Brett Cannon #5: A Web without JavaScript: Russell Keith-Magee at PyCon AU

Michael #6: Async WebDriver implementation for asyncio and asyncio-compatible frameworks

  • You’ve heard of Selenium but in an async world what do we use? Answer: arsenic

        # Example: Let's run a local Firefox instance.
        async def example():
            # Runs geckodriver and starts a firefox session
            async with get_session(Geckodriver(), Firefox()) as session:
                  # go to example.com
                  await session.get('http://example.com')
                  # wait up to 5 seconds to get the h1 element from the page
                  h1 = await session.wait_for_element(5, 'h1')
                  # print the text of the h1 element
                  print(await h1.get_text())
    
  • Use cases include testing of web applications, load testing, automating websites, web scraping or anything else you need a web browser for.

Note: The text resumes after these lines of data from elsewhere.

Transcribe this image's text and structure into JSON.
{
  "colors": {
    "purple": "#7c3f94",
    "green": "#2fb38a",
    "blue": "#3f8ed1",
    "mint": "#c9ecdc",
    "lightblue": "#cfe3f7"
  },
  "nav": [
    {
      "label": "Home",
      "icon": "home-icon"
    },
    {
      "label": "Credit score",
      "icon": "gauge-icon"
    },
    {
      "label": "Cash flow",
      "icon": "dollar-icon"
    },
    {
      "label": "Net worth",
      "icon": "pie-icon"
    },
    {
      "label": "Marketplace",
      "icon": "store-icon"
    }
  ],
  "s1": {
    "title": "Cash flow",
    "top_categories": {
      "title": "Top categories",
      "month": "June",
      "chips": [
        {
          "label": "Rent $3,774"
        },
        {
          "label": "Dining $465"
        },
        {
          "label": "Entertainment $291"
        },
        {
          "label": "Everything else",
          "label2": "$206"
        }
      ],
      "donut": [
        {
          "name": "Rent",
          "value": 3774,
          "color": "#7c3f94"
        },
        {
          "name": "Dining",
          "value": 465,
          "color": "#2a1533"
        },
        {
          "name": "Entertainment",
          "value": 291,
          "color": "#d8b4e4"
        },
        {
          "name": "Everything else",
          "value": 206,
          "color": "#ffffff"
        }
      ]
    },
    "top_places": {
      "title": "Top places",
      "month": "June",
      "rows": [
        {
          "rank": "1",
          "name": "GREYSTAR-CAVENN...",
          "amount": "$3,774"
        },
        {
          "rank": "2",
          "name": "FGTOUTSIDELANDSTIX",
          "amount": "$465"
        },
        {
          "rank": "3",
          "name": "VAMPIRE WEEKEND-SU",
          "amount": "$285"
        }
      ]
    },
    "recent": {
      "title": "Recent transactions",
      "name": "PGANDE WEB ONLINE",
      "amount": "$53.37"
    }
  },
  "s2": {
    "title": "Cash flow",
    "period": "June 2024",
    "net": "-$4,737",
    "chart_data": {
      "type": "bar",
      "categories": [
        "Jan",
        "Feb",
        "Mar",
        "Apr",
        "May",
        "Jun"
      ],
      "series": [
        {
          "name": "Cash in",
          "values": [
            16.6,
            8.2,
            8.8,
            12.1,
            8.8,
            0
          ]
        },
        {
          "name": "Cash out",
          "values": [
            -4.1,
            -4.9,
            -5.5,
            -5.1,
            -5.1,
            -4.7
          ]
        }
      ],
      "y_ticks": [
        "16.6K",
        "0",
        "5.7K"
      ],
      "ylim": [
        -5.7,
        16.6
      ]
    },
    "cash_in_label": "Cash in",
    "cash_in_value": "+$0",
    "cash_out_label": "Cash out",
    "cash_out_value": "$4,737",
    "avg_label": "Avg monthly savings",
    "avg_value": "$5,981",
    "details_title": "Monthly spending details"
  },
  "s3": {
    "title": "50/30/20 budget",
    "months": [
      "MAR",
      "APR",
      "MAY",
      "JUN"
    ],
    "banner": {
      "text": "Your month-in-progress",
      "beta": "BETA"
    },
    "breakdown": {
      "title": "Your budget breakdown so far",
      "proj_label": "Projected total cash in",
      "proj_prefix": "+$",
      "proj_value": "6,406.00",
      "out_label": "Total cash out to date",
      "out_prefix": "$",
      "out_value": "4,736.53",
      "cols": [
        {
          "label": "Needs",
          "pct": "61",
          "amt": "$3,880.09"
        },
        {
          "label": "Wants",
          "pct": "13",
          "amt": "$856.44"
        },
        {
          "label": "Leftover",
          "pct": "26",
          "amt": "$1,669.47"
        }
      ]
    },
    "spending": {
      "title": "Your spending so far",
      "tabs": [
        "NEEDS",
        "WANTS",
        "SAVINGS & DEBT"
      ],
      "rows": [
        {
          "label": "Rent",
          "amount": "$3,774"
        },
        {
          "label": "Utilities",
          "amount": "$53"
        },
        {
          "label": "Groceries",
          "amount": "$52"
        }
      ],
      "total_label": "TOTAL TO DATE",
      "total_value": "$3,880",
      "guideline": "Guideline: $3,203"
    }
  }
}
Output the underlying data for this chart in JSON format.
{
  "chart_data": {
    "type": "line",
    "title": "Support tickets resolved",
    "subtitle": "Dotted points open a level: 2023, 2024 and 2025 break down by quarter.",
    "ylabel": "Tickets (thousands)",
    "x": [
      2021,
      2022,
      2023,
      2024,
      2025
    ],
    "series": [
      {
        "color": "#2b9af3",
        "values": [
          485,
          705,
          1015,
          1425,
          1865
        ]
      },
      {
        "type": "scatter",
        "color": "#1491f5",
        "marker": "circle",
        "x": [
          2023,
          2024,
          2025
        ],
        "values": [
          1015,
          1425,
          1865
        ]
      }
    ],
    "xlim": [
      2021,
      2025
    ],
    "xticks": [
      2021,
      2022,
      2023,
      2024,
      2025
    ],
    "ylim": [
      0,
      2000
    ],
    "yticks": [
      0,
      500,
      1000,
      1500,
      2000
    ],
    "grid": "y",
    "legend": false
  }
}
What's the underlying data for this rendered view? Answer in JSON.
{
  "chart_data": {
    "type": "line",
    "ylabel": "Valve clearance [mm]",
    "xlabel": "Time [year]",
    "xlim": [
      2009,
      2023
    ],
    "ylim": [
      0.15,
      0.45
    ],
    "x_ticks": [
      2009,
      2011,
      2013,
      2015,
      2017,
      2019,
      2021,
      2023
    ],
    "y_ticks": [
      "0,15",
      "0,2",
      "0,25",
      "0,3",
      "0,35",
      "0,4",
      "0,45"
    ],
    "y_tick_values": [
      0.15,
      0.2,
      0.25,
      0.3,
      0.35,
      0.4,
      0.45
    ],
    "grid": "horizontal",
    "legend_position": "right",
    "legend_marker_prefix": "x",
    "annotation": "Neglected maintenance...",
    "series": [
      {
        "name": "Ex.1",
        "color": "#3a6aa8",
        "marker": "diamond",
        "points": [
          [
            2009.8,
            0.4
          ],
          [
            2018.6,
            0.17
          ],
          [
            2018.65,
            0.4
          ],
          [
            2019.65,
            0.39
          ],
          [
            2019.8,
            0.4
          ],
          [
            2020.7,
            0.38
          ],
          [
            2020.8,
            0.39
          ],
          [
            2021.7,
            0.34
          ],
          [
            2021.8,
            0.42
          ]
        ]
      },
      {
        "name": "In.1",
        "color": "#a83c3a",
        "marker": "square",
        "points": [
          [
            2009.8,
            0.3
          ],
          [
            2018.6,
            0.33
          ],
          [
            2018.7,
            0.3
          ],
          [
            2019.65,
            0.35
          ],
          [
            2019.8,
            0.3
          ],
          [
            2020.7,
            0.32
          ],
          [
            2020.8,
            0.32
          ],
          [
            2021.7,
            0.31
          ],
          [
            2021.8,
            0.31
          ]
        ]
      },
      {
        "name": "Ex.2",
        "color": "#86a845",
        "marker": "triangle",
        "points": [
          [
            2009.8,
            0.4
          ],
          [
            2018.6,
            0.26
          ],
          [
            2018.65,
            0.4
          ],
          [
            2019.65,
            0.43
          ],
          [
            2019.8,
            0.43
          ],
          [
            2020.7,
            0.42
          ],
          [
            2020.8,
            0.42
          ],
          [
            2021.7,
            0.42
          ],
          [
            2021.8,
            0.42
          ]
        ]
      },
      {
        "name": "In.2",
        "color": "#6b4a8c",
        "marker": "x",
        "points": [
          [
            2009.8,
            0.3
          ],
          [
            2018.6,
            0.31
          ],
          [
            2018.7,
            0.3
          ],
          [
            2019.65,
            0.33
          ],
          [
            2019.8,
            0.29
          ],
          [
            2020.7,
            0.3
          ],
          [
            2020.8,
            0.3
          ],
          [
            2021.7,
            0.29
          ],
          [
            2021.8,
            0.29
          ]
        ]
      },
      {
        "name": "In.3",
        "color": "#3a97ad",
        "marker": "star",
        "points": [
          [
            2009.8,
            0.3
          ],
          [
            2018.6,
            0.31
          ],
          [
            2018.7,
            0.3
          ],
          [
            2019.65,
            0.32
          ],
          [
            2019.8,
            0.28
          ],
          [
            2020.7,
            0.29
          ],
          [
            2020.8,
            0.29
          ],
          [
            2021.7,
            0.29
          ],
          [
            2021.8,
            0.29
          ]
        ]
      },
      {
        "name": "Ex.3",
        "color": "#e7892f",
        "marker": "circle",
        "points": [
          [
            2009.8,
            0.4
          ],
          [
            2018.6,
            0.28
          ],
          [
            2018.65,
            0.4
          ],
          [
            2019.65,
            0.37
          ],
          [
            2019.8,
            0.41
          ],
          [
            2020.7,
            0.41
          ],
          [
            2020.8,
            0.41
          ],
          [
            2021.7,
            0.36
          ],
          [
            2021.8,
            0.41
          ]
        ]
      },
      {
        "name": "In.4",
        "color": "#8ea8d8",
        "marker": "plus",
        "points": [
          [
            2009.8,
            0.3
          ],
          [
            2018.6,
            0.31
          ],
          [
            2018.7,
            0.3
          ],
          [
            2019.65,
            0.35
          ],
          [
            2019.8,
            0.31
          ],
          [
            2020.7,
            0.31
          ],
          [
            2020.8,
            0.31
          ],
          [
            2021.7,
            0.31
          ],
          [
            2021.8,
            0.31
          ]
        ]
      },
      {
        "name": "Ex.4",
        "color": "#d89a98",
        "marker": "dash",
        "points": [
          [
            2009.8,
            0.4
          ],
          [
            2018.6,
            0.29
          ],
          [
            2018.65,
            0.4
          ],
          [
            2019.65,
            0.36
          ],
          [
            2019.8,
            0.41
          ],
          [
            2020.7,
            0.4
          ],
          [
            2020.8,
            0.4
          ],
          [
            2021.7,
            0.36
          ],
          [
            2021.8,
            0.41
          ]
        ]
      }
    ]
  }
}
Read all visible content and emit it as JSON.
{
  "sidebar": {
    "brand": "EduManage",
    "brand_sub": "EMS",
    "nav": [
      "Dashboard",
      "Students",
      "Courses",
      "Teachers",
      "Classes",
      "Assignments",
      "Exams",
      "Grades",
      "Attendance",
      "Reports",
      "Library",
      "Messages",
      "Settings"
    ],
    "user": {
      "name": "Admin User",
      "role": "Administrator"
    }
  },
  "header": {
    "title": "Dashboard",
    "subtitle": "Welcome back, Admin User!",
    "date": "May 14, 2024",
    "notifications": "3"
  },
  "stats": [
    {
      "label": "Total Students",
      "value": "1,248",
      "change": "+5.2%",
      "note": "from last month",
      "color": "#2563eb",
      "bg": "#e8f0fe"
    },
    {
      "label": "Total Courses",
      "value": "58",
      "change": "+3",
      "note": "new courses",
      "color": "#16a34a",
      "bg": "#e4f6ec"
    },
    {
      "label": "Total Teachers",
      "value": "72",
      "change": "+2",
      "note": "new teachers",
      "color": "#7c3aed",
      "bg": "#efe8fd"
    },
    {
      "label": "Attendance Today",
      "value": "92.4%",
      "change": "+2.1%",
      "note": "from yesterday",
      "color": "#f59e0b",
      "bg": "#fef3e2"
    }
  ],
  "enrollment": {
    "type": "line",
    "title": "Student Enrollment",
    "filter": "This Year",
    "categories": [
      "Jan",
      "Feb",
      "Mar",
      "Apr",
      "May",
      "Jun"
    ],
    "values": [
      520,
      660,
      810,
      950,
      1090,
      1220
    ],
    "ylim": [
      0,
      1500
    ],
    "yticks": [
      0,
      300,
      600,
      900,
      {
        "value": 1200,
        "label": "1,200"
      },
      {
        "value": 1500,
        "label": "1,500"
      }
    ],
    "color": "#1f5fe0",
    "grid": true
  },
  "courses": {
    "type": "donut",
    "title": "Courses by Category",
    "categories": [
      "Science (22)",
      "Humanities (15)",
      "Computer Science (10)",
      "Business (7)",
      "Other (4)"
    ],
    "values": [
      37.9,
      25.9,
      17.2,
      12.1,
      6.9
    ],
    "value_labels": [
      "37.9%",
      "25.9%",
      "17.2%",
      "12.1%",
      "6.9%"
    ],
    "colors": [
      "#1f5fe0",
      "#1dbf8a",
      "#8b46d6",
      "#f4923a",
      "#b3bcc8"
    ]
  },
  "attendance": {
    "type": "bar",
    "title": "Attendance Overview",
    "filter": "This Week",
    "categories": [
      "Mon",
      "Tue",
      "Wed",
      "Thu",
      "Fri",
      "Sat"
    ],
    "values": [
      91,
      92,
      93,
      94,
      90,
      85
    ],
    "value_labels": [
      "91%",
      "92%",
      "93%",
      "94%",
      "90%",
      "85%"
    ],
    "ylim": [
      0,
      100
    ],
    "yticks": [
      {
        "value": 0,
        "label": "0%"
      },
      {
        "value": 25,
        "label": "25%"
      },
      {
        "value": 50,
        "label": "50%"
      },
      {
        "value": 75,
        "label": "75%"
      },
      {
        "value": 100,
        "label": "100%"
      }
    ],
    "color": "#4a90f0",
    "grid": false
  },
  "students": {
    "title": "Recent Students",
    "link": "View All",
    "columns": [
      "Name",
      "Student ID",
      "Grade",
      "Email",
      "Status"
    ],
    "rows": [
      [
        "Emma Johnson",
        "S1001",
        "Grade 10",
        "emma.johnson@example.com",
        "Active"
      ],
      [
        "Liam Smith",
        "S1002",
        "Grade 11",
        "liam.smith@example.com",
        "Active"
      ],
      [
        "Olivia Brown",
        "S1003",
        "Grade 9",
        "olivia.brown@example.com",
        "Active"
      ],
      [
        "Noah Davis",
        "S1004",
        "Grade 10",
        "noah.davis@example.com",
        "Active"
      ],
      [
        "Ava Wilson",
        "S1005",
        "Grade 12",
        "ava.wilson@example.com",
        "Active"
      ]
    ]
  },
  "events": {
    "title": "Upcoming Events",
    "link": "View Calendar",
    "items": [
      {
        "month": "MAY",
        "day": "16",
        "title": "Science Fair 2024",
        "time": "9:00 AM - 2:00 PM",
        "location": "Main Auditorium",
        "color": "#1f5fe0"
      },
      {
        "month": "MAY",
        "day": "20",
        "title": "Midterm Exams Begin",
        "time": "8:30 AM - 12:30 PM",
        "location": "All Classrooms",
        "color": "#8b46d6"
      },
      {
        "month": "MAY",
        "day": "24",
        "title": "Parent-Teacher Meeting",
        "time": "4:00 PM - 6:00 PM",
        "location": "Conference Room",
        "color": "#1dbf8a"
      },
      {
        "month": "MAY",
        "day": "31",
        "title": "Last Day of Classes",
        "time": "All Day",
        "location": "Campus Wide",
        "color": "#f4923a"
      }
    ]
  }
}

  • It uses real web browsers using the Webdriver specification.
  • Warning: While this library is asynchronous, web drivers are not. You must call the APIs in sequence. The purpose of this library is to allow you to control multiple web drivers asynchronously or to use a web driver in the same thread as an asynchronous web server.
  • Arsenic with pytest
  • Supported browsers
  • Everyone’s thoughts on async in Python these days?